In the first use case, two parameters are used: PropertyName and LiteralType.

PropertyName sets the URI of the predicate of the RDF triples that are to be generated, and LiteralType determines the type of the literal objects in the RDF triples. Currently, WatDiv supports the generation of 4 types, namely, INTEGER, STRING, DATE and NAME. Syntactically, these types correspond to XML Schema Definition Language datatypes no decimal point numeral, string, date, and string, respectively. The value space of each type is given in the table below. Unless range values are specified by the user (cf., use cases 2 and 3), the WatDiv data generator assumes the default ranges given in the table below.

WatDiv Datatype Syntax Value Space Default Range
INTEGER no decimal point numeral C++ (signed) int [0, 65535]
STRING string C++ char[] ["A", "z"]
DATE date ["1970-01-01", Current Date] ["1970-01-01", Current Date]
NAME string Popular English first/last names ["A", "z"]

In the second use case, two additional parameters are used to enforce a minimum and maximum range on the generated literal objects (minimum and maximum values, respectively).

In the third use case, in addition to the minimum and maximum range values, it is possible to instruct the WatDiv data generator to use a particular distribution, using which literal object values are generated.

5. Declaring Non-Literal Properties

SubjectCardinality ::= [1-2]
ObjectCardinality ::= [1-9][0-9]*
ObjectCardinalityDistribution ::= UNIFORM | uniform | NORMAL | normal
PropertyDeclaration ::= #association
        '\s' EntityName '\s' PropertyName '\s' EntityName
        '\s' SubjectCardinality '\s' ObjectCardinality ('[' ObjectCardinalityDistribution ']')?
        '\s' InstantiationProbability '\s' DistributionType
        ( '\@' EntityName '\@' EntityName )? '\n'

A PropertyDeclaration, whose syntax is given in the table above, dictates the generation of RDF triples, where both the subject and the object of a triple are URIs.

In other words, a PropertyDeclaration relates instances of two entities (indicated by the first and third parameters) using an RDF predicate (indicated by the second parameter).
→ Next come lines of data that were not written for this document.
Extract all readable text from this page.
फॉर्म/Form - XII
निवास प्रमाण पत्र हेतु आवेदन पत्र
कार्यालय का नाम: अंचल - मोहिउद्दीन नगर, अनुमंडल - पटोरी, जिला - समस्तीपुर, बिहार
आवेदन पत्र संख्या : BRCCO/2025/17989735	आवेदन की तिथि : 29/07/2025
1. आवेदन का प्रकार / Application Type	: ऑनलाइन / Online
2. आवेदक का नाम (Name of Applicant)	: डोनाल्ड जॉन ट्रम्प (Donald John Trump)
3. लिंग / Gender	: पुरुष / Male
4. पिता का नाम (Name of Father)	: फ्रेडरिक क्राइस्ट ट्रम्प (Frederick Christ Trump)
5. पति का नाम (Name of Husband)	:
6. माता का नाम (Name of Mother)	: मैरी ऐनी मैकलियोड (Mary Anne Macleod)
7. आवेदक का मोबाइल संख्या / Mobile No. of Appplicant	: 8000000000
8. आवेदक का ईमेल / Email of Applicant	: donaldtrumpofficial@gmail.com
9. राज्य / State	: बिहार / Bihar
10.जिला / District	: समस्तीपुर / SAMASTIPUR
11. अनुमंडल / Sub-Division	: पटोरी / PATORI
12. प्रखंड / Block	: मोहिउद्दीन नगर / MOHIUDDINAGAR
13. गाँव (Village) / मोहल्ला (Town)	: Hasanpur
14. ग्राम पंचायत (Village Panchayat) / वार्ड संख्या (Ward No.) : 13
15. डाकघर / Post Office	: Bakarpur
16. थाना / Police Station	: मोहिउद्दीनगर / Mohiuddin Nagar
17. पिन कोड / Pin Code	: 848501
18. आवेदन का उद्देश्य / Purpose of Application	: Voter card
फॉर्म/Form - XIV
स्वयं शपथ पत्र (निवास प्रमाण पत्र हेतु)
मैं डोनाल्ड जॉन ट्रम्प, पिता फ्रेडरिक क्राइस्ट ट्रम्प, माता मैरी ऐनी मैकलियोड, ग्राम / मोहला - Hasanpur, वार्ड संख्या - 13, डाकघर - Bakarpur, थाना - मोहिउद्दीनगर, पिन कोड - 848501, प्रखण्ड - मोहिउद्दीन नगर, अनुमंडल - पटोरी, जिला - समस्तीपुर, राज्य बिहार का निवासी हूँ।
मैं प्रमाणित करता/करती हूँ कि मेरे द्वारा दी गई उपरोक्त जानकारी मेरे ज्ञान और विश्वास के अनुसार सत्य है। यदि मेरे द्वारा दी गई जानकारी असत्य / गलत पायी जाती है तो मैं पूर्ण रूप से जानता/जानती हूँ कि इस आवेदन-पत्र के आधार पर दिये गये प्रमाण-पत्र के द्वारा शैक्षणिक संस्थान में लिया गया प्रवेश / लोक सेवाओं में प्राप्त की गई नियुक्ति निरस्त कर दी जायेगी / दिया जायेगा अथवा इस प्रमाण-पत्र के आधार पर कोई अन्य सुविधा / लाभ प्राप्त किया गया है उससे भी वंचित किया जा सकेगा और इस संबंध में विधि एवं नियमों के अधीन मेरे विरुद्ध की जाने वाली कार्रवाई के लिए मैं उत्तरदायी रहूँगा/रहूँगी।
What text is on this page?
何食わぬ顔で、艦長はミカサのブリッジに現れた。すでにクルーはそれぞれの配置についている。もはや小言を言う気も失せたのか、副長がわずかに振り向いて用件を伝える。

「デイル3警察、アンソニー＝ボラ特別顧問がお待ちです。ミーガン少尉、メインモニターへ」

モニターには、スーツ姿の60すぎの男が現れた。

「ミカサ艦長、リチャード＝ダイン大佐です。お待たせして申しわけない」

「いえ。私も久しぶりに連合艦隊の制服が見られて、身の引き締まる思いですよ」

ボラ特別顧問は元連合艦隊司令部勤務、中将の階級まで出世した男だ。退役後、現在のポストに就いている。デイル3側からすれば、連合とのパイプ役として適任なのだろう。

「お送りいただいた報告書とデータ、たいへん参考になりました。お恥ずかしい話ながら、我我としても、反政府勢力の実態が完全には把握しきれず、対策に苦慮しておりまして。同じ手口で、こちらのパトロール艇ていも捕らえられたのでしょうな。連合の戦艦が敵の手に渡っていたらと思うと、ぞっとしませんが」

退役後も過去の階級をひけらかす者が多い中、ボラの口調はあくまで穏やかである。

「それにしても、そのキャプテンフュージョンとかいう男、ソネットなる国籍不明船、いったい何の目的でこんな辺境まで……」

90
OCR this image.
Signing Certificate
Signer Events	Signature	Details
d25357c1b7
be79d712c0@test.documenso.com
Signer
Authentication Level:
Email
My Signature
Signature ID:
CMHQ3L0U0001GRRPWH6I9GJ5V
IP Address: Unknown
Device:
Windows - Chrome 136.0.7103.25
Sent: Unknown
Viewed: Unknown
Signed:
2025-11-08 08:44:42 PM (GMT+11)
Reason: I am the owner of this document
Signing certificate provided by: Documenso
The first parameter determines the subject entity, and the third parameter determines the object entity.

For example, the following PropertyDeclaration

#association     watdiv:Product  watdiv:availableAt  watdiv:Retailer  ... (For readability, only the first three parameters are shown.)

might result in the generation of a set of RDF triples such as the following:

<http://db.uwaterloo.ca/watdiv/Product0>	<http://db.uwaterloo.ca/watdiv/availableAt>	<http://db.uwaterloo.ca/watdiv/Retailer23> .
<http://db.uwaterloo.ca/watdiv/Product1>	<http://db.uwaterloo.ca/watdiv/availableAt>	<http://db.uwaterloo.ca/watdiv/Retailer1> .
<http://db.uwaterloo.ca/watdiv/Product2>	<http://db.uwaterloo.ca/watdiv/availableAt>	<http://db.uwaterloo.ca/watdiv/Retailer46> .
								...

<http://db.uwaterloo.ca/watdiv/Product4999>	<http://db.uwaterloo.ca/watdiv/availableAt>	<http://db.uwaterloo.ca/watdiv/Retailer5> .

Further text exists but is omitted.